Alckmin declarou em entrevista realizada em Jacareí, no interior de São Paulo, que a estratégia do governo se apoia em três frentes: manter o diálogo com os Estados Unidos, oferecer suporte financeiro às empresas afetadas e diversificar os destinos das exportações brasileiras. O vice-presidente afirmou que o Brasil deve “continuar na mesa de negociação. Explicitar que é injusto e descabido. Aliás, agora não só contra o Brasil, mas contra 86 países do mundo”.

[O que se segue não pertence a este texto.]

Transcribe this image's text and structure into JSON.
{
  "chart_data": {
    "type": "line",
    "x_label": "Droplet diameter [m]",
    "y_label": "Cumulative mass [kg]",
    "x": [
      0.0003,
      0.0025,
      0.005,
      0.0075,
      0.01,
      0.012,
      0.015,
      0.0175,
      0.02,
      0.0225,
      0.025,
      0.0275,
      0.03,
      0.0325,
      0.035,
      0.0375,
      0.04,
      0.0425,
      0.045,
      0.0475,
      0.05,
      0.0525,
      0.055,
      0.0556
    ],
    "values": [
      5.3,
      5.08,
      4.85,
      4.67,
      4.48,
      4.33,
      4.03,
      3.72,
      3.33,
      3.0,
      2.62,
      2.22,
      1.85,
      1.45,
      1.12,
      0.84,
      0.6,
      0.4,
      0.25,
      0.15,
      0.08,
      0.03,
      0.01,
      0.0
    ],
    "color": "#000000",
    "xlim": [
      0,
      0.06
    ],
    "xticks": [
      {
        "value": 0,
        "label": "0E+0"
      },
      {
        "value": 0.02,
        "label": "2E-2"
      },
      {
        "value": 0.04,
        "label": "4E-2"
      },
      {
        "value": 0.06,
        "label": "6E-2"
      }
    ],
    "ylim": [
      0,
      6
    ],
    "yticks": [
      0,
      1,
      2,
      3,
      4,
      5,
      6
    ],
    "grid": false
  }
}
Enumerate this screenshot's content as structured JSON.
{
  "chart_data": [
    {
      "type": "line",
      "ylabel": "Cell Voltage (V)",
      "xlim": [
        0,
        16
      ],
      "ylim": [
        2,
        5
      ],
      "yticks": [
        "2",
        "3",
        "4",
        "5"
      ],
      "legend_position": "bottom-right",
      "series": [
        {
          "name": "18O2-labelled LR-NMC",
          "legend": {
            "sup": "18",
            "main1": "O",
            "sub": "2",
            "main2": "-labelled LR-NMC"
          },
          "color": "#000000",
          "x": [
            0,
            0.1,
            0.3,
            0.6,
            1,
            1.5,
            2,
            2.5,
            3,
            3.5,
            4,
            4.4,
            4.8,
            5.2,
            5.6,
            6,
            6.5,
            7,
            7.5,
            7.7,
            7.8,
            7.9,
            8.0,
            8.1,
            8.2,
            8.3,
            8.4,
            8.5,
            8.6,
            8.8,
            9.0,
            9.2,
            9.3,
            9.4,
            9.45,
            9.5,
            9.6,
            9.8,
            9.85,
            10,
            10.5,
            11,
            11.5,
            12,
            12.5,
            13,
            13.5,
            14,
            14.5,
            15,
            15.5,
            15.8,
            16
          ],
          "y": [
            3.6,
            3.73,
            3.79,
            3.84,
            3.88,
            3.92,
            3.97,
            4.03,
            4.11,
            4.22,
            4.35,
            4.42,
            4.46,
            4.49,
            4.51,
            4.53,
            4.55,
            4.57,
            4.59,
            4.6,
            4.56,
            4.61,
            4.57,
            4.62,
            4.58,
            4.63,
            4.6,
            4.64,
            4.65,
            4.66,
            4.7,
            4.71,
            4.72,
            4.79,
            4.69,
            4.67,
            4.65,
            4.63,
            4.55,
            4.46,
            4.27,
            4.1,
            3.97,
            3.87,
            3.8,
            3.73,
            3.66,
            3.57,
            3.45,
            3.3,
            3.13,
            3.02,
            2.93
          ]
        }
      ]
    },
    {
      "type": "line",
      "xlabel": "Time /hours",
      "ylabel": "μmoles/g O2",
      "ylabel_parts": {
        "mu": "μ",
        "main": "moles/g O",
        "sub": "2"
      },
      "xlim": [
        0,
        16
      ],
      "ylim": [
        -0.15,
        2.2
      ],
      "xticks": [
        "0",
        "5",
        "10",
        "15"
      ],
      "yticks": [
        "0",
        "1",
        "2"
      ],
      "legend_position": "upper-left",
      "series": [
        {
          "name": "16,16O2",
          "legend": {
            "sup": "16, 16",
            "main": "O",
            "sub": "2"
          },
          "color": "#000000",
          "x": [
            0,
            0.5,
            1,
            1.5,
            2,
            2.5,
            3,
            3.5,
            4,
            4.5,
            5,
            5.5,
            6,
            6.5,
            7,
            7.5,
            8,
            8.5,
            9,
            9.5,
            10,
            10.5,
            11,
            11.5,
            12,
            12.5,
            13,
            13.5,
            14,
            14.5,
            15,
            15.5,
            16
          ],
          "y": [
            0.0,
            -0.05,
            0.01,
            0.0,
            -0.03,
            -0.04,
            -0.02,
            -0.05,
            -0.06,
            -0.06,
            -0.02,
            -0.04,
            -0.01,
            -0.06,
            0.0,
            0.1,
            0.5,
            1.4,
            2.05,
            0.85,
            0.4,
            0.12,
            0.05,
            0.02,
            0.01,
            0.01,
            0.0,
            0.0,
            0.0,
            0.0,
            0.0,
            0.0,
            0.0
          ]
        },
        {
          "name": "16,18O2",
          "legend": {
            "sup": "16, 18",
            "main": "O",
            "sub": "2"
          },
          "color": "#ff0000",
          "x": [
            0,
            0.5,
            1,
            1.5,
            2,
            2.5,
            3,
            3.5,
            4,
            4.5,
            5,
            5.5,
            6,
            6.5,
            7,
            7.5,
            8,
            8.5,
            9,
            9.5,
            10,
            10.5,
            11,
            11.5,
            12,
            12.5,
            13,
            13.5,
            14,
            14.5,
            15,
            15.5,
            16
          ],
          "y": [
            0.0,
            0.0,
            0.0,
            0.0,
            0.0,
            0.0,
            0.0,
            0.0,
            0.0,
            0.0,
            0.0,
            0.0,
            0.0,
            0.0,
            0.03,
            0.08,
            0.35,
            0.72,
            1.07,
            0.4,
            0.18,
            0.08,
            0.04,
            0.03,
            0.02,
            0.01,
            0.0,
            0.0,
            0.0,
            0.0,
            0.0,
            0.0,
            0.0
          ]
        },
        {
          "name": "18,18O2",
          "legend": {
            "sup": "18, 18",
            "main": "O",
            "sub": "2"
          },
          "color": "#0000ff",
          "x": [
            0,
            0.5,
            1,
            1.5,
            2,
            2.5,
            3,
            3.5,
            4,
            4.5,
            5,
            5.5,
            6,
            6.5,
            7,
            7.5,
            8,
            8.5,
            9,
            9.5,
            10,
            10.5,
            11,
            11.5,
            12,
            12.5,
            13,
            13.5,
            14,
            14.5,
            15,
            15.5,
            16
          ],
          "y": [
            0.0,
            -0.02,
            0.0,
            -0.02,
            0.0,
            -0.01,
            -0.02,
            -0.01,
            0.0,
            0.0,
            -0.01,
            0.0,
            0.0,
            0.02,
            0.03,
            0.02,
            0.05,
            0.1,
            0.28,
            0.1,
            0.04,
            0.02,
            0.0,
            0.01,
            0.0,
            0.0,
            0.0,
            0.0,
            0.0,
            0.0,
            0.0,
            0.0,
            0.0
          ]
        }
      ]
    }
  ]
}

A sobretaxa, anunciada pelo representante de Comércio dos Estados Unidos, Jamieson Greer, na quinta-feira, 23 de julho, entrou em vigor na quarta-feira, 24 de julho. A justificativa norte-americana alegou que o Brasil não combate eficazmente mercadorias associadas ao trabalho forçado. Alckmin rebateu essa alegação, dizendo que “O Brasil tem uma das legislações mais avançadas do mundo de proteção aos trabalhadores”.
A nova cobrança representa, na prática, um acréscimo de cerca de 2,5 pontos percentuais para parte dos produtos, pois substitui uma tarifa anterior de 10%. Para mitigar o impacto, o governo Lula liberou R$ 18,5 bilhões em linhas de crédito para capital de giro por meio do plano Brasil Soberano 3 na quarta-feira.